Many customers ask for advice on how best to pick and store their apples, so we've had great fun compiling our Top Tips to make the most of your apple and fruit harvest...
1. Only Harvest When The Apples Are Ripe
Apples can be harvested from July to October. Early apple varieties are usually ready to pick from late July into September and these should be eaten immediately as they don't keep for very long. Most other varieties will be ready to pick from late September, early October and will need further storage to ensure they are in their peak condition. It is possible to predict when your apples will ripen - this is usually calculated as 135 to 180 days following pollination.
A simple way to test if the apples are ready, is to pick one from the tree and slice it in half. If it isn't ripe, the pips will be white, but if it's ripe, the pips will be brown.

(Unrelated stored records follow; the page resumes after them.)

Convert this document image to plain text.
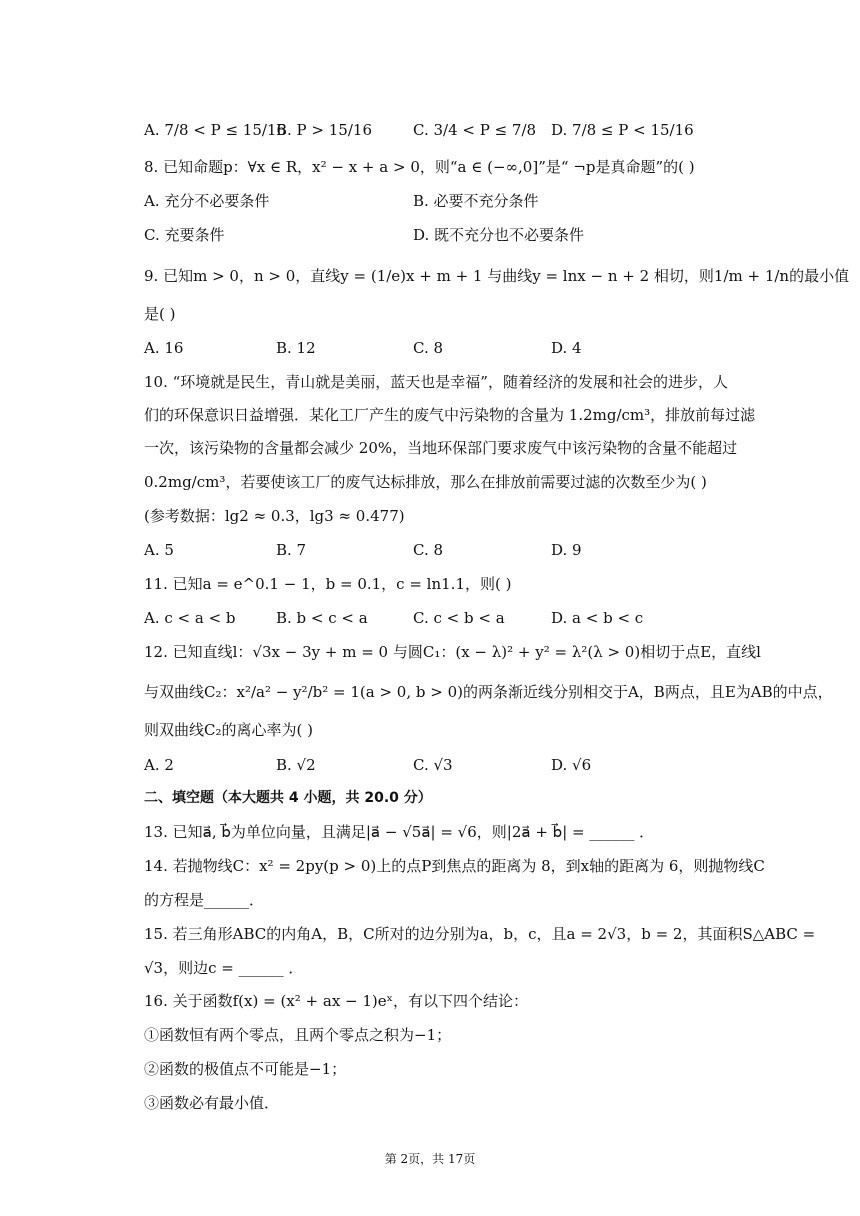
A. 7/8 < P ≤ 15/16
B. P > 15/16	C. 3/4 < P ≤ 7/8 D. 7/8 ≤ P < 15/16
8. 已知命题p：∀x ∈ R，x² − x + a > 0，则“a ∈ (−∞,0]”是“ ¬p是真命题”的( )
A. 充分不必要条件	B. 必要不充分条件
C. 充要条件	D. 既不充分也不必要条件
9. 已知m > 0，n > 0，直线y = (1/e)x + m + 1 与曲线y = lnx − n + 2 相切，则1/m + 1/n的最小值
是( )
A. 16	B. 12	C. 8	D. 4
10. “环境就是民生，青山就是美丽，蓝天也是幸福”，随着经济的发展和社会的进步，人
们的环保意识日益增强．某化工厂产生的废气中污染物的含量为 1.2mg/cm³，排放前每过滤
一次，该污染物的含量都会减少 20%，当地环保部门要求废气中该污染物的含量不能超过
0.2mg/cm³，若要使该工厂的废气达标排放，那么在排放前需要过滤的次数至少为( )
(参考数据：lg2 ≈ 0.3，lg3 ≈ 0.477)
A. 5	B. 7	C. 8	D. 9
11. 已知a = e^0.1 − 1，b = 0.1，c = ln1.1，则( )
A. c < a < b	B. b < c < a	C. c < b < a	D. a < b < c
12. 已知直线l：√3x − 3y + m = 0 与圆C₁：(x − λ)² + y² = λ²(λ > 0)相切于点E，直线l
与双曲线C₂：x²/a² − y²/b² = 1(a > 0, b > 0)的两条渐近线分别相交于A，B两点，且E为AB的中点，
则双曲线C₂的离心率为( )
A. 2	B. √2	C. √3	D. √6
二、填空题（本大题共 4 小题，共 20.0 分）
13. 已知a⃗, b⃗为单位向量，且满足|a⃗ − √5a⃗| = √6，则|2a⃗ + b⃗| = ______ ．
14. 若抛物线C：x² = 2py(p > 0)上的点P到焦点的距离为 8，到x轴的距离为 6，则抛物线C
的方程是______．
15. 若三角形ABC的内角A，B，C所对的边分别为a，b，c，且a = 2√3，b = 2，其面积S△ABC =
√3，则边c = ______ ．
16. 关于函数f(x) = (x² + ax − 1)eˣ，有以下四个结论：
①函数恒有两个零点，且两个零点之积为−1；
②函数的极值点不可能是−1；
③函数必有最小值．
第 2页，共 17页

Apples ripen from the outside of a tree first, so you can harvest your crop in stages. To pick an apple, don't shake the tree or branch, simply cup it and gently twist. If the apple doesn't come away from the branch easily, it means that it's not yet ripe, so try to resist pulling and tugging vigorously as this may damage any fruiting spurs and you risk reducing next year's crop. You can pick many apples by hand from the low lying branches with ease, but you may find it helpful to use an apple picker to reach those higher up.
Choosing a suitable picker depends on the size of your tree and the abundance of your harvest. There are lots of different options to choose from on the market but one of the best we have discovered is a clever telescopic apple picker. This ingenious tool features a lightweight, extending aluminum pole that can reach up to 2.4m, allowing you to reach the top branches.
Once picked, don't throw your apples into your trug or basket, or they will bruise and go bad more quickly. Instead, place them gently into your container and be sure not to pile them too high. The best way to avoid over piling and crushing or bruising the apples, is to use a wide, flat bottomed trug or natural wicker basket.
4. Sort Your Fruit
Sort your gathered fruit and remove any bruised or damaged ones to prevent contamination of the good apples. Select for storage, only those fruit that have reached maturity but are not quite fully ripe. A mature apple is full-sized and has a sweet flavour. It should have a greenish-yellow undercolor and will be crisp and firm. Try to avoid including over-ripe fruit which detaches too easily from the tree and which has a completely yellow undercolor, with a softened flesh, and quite a mellow flavor. This fruit will break down rapidly in storage and you will risk contaminating the rest of the crop.
5. Prepare Your Apples
To keep the chosen fruit in tip top condition, wash and dry them and ideally wrap them in newspaper. If you have the time and inclination, wrapping each apple individually with newspaper will help them to last longer through the winter!
Apples can last for several months if stored somewhere like a garage or shed where it's cool, dark, well ventilated and ideally, frost free. To prevent spoiling, ensure the apples are stored in a single layer and not touching. It's best to store them in a specially designed apple store which has ideally placed slatted shelving to encourage good air circulation.
7. Check On Your Fruit Through The Winter
Be sure to check on your stock through the winter and ensure that the apples are not freezing in cold conditions. Freezing is deadly to apples as it ruptures all of their cells and turns your lovely fruit into one large bruise overnight.
8. Don't Store Apples Near Potatoes
Apples and potatoes should never be stored close together and ideally, not in the same room. As they age, potatoes release an ethylene gas, which hastens fruit ripening and will make your apples spoil faster. If you can store the fruit and root vegetables separately, they will keep in good condition. To store your potatoes separately and keep them fresh, we recommend using a traditional, natural willow Potato Hopper. Or if you have quite a quantity, it's best to store them in a breathable Jute Sack or a storage bag that features blackout lining to prevent aging.
...and finally. Don't forget to be generous and leave some apples on the tree for wild birds and local wildlife to enjoy!